A 'CRISPR' Understanding at USU's Science Unwrapped Friday, Feb. 19
A revolutionary tool in gene editing called ‘CRISPR’ is garnering news headlines, but what is it?
CRISPR, pronounced “crisper,” is an acronym for “Clustered Regularly Interspaced Short Palindromic Repeats.”
Huh? What does THAT mean?
Utah State University biochemist Ryan Jackson presents “A ‘CRISPR’ Understanding” Friday, Feb. 19, to explain this amazing technology, how it works and how it’s changing our world at USU’s Science Unwrapped. His online presentation begins at 7 p.m. MST via Zoom.
All ages are welcome to tune in to the webinar on Science Unwrapped’s website. Hosted by USU’s College of Science, the online event also features a live, question-and-answer session following Jackson’s talk, along with links to video learning activities.
“CRISPR is a family of DNA sequences found in the genomes of such organisms as bacteria and archaea,” says Jackson, assistant professor in USU’s Department of Chemistry and Biochemistry. “We think of it as something new, but would it surprise you to learn that CRISPR is naturally all around us and has been for eons?”
Jackson will guide Science Unwrapped viewers through CRISPR’s discovery, its biology, how the technology is being used in such areas as synthetic biology and disease diagnostics, along with the ethics surrounding its use.

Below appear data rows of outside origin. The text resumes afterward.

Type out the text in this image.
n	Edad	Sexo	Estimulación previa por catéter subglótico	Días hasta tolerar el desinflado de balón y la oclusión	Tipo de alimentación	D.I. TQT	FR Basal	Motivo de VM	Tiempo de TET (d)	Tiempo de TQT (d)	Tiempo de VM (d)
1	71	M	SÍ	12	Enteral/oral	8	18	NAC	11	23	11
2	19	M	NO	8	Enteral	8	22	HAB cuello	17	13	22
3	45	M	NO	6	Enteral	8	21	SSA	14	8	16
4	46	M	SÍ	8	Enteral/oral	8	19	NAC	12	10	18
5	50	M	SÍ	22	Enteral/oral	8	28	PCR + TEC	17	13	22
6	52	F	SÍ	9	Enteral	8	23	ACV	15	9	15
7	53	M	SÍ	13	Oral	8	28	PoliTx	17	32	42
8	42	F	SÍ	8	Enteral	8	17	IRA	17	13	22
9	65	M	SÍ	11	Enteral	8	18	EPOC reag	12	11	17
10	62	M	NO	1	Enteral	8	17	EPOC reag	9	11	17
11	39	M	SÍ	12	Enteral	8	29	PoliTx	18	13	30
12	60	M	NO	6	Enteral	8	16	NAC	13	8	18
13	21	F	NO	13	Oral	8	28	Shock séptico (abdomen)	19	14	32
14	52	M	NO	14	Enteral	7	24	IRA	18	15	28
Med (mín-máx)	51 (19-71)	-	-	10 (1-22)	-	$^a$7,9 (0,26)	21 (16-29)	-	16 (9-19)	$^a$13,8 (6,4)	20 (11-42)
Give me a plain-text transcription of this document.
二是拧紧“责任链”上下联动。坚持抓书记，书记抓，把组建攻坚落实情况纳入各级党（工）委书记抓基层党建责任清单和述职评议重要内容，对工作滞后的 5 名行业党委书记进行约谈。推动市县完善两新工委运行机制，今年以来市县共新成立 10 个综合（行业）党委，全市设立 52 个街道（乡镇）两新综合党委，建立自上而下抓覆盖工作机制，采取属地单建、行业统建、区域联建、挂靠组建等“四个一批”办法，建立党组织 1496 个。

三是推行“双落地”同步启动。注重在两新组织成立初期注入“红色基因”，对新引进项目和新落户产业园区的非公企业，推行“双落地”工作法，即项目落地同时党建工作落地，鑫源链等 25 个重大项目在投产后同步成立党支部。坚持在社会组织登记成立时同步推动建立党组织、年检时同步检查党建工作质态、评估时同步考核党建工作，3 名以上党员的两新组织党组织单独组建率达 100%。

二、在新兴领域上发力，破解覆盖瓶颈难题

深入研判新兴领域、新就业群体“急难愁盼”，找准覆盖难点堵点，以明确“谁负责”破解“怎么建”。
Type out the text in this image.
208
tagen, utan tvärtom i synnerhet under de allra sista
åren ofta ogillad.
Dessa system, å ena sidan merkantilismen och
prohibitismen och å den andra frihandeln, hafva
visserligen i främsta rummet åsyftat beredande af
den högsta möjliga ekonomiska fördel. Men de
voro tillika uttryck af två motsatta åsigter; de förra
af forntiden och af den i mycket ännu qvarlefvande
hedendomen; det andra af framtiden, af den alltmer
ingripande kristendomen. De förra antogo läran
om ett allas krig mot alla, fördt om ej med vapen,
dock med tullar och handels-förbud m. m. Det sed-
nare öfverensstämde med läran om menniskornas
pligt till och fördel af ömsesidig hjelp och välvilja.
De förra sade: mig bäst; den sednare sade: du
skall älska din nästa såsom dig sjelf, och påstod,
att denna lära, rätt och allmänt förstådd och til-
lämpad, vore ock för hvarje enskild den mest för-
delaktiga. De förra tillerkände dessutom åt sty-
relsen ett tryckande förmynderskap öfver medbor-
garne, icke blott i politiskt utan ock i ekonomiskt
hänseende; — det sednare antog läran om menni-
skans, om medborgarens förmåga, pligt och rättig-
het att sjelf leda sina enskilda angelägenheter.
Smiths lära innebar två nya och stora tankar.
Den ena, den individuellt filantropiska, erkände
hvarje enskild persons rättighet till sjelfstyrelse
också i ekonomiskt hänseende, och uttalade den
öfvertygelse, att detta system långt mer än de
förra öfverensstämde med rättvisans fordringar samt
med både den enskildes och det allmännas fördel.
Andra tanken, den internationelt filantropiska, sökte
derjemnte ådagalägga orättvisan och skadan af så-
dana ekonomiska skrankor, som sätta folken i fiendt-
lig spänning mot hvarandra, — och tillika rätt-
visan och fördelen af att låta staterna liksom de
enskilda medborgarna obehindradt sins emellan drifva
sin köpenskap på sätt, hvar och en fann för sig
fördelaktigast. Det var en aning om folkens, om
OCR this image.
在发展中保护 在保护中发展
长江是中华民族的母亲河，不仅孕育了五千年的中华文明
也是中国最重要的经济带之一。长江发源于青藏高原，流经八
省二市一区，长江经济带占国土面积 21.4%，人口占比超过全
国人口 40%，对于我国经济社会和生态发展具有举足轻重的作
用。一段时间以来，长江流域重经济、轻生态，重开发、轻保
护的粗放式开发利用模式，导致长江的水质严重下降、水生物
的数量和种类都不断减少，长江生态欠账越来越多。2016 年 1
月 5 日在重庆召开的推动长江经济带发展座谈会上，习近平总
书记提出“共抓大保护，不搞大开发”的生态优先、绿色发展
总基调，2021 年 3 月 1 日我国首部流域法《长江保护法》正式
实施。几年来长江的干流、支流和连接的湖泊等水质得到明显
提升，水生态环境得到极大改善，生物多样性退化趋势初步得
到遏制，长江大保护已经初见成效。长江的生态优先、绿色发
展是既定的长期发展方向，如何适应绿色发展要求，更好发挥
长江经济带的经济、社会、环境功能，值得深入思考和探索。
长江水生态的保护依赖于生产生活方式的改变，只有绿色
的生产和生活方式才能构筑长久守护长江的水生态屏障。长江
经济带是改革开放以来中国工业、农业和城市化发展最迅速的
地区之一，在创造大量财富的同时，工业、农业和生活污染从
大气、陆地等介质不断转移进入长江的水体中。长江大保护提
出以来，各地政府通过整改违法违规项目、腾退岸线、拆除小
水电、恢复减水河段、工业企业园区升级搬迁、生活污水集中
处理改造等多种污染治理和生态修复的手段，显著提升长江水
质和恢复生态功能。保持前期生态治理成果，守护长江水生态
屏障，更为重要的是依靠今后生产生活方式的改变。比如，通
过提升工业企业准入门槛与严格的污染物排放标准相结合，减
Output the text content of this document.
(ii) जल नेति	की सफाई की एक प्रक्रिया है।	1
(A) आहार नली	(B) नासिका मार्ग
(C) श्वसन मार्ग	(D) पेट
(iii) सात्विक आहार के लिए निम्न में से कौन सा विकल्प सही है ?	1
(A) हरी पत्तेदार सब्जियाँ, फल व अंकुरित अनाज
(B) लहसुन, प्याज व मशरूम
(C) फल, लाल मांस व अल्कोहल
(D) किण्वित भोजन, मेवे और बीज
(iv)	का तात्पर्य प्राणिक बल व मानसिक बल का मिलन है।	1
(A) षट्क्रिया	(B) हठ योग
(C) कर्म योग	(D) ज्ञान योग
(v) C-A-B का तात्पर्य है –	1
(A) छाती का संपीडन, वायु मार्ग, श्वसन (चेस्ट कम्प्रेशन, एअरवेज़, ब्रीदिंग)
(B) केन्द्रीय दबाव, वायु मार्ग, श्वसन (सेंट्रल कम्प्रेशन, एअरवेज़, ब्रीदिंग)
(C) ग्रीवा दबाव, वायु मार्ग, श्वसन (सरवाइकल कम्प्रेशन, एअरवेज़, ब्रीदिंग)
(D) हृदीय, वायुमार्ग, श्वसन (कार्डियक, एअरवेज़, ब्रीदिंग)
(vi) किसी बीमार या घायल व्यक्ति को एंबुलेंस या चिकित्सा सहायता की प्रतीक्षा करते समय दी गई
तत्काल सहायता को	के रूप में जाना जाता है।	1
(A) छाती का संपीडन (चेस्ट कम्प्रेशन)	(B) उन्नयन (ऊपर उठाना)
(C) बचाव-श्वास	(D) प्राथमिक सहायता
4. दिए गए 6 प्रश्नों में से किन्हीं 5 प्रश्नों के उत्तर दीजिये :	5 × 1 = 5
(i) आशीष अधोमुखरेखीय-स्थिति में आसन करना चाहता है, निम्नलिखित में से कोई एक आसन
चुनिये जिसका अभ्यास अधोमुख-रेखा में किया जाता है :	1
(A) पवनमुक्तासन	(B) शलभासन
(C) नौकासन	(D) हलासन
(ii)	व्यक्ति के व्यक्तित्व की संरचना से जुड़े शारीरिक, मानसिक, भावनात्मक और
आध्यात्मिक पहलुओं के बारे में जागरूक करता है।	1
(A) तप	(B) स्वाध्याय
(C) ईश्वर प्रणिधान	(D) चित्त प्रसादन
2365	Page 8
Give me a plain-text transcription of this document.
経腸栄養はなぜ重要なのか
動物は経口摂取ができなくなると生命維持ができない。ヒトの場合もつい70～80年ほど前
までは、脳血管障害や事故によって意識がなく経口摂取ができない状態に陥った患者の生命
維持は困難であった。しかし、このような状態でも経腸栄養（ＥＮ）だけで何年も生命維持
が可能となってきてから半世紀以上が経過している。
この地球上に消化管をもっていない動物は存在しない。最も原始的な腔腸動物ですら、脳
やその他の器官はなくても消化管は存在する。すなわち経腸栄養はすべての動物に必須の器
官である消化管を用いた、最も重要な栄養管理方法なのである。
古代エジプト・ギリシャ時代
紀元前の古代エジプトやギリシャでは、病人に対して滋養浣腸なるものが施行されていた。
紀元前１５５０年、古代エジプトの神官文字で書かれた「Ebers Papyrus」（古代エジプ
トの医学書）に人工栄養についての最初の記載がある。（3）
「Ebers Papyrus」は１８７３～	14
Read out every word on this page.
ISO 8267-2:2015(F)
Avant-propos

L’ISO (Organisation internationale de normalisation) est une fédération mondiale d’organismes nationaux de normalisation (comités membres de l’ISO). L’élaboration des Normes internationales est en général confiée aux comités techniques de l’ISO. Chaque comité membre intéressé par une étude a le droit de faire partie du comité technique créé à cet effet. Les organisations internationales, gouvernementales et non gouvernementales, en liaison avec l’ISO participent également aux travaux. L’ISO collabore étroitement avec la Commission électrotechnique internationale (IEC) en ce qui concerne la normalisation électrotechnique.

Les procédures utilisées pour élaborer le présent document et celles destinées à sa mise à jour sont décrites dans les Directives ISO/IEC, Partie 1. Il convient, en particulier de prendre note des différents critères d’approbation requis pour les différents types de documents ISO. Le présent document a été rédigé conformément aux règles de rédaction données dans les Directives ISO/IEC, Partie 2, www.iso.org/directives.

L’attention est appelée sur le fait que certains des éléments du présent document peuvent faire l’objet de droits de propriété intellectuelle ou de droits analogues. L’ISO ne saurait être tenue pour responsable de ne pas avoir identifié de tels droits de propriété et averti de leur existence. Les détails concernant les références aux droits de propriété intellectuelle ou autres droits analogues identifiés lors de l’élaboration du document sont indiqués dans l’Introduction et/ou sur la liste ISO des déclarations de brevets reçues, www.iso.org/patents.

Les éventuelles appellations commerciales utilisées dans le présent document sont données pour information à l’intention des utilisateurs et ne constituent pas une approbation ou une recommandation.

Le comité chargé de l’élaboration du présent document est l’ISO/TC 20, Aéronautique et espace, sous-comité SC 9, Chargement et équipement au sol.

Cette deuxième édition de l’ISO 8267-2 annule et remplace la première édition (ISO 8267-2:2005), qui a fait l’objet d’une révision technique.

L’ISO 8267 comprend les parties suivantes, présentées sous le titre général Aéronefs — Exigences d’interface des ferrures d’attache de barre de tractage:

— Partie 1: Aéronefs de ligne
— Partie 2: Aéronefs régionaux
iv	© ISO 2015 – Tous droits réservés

An Aggie alum, Jackson earned a bachelor’s degree in cellular and molecular biology from USU in 2005, and completed a doctoral degree in biochemistry from Utah State in 2012. He was a National Institutes of Health Ruth L. Kirschstein National Search Service Award Postdoctoral Fellow at Montana State University from 2014-2016, and joined Utah State’s faculty in 2016.
Jackson’s presentation is part of Science Unwrapped’s 2020-21 “Brave New World” series, which kicked off in September 2020 and continues through April 2021. On Friday, March 19, USU political science professor Jeannie Johnson, director of USU’s Center for Anticipatory Intelligence, presents “The Dark Side of Dataveillance.” On Friday, April 16, USU physiologist and medical ethicist Andy Anderson, principal lecturer in USU’s Department of Biology, presents, “A Time to Die.”